Crowd Source Test Data for Atom Linguist


If you haven’t been following my blog, I’ve been publishing some articles on a project I’m calling Atom Linguist. Linguist is a Ruby library created by GitHub that they use to detect the type of files in projects that get stored to GitHub. I want to use Linguist to make file type detection in Atom better, so it needs to be converted to CoffeeScript first. I’m in the process of doing that.

As I mentioned in this blog post, I want to ensure that whatever I write actually improves things. So I need test data. I am hoping to crowd source it with the help of the Atom community starting with Discuss :grinning:

If you have any sample files you can contribute, I’d love it if you could submit pull requests! Just follow the convention mentioned in the Structure section of the README. Every little bit helps and if you have files that are examples of things Atom does not currently detect properly, those will be a huge help.

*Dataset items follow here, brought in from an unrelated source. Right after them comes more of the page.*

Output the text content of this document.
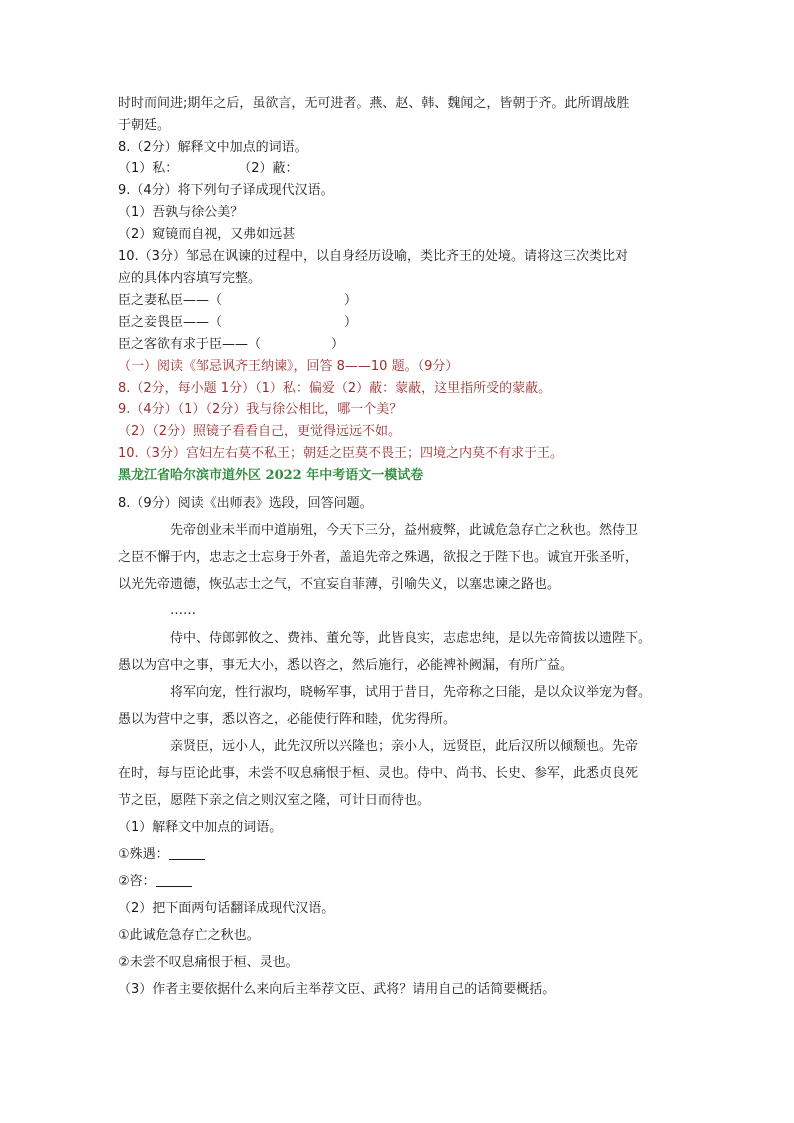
时时而间进;期年之后，虽欲言，无可进者。燕、赵、韩、魏闻之，皆朝于齐。此所谓战胜
于朝廷。
8.（2分）解释文中加点的词语。
（1）私：	（2）蔽：
9.（4分）将下列句子译成现代汉语。
（1）吾孰与徐公美？
（2）窥镜而自视，又弗如远甚
10.（3分）邹忌在讽谏的过程中，以自身经历设喻，类比齐王的处境。请将这三次类比对
应的具体内容填写完整。
臣之妻私臣——（	）
臣之妾畏臣——（	）
臣之客欲有求于臣——（	）
（一）阅读《邹忌讽齐王纳谏》，回答 8——10 题。（9分）
8.（2分，每小题 1分）（1）私：偏爱（2）蔽：蒙蔽，这里指所受的蒙蔽。
9.（4分）（1）（2分）我与徐公相比，哪一个美？
（2）（2分）照镜子看看自己，更觉得远远不如。
10.（3分）宫妇左右莫不私王；朝廷之臣莫不畏王；四境之内莫不有求于王。
黑龙江省哈尔滨市道外区 2022 年中考语文一模试卷
8.（9分）阅读《出师表》选段，回答问题。
先帝创业未半而中道崩殂，今天下三分，益州疲弊，此诚危急存亡之秋也。然侍卫
之臣不懈于内，忠志之士忘身于外者，盖追先帝之殊遇，欲报之于陛下也。诚宜开张圣听，
以光先帝遗德，恢弘志士之气，不宜妄自菲薄，引喻失义，以塞忠谏之路也。
……
侍中、侍郎郭攸之、费祎、董允等，此皆良实，志虑忠纯，是以先帝简拔以遗陛下。
愚以为宫中之事，事无大小，悉以咨之，然后施行，必能裨补阙漏，有所广益。
将军向宠，性行淑均，晓畅军事，试用于昔日，先帝称之曰能，是以众议举宠为督。
愚以为营中之事，悉以咨之，必能使行阵和睦，优劣得所。
亲贤臣，远小人，此先汉所以兴隆也；亲小人，远贤臣，此后汉所以倾颓也。先帝
在时，每与臣论此事，未尝不叹息痛恨于桓、灵也。侍中、尚书、长史、参军，此悉贞良死
节之臣，愿陛下亲之信之则汉室之隆，可计日而待也。
（1）解释文中加点的词语。
①殊遇：
②咨：
（2）把下面两句话翻译成现代汉语。
①此诚危急存亡之秋也。
②未尝不叹息痛恨于桓、灵也。
（3）作者主要依据什么来向后主举荐文臣、武将？请用自己的话简要概括。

Thanks for everyone’s help in advance! Crowd sourcing this test data will free me up to work on Atom Linguist and the test harness to measure accuracy sooner as well as make the test data more representative of all of our needs.


So that’s detection not only on file extension or shebang line but on content as well?


The directory name must match identically and case-sensitively to the name of the language in the official language list.

Is there a link to this list?


Yes, earlier in that section where it says, “Atom Linguist languages file”.

Right now it is just file extension, full file name (for things like Rakefile) and shebang line. But the original Linguist library did some simple heuristics and Bayesian classification on file content in addition to the above. So, depending on accuracy, memory requirements and latency … I may be skipping the Bayesian portion. But this is why I need the test data, so I can quantify the benefits and drawbacks of various implementations.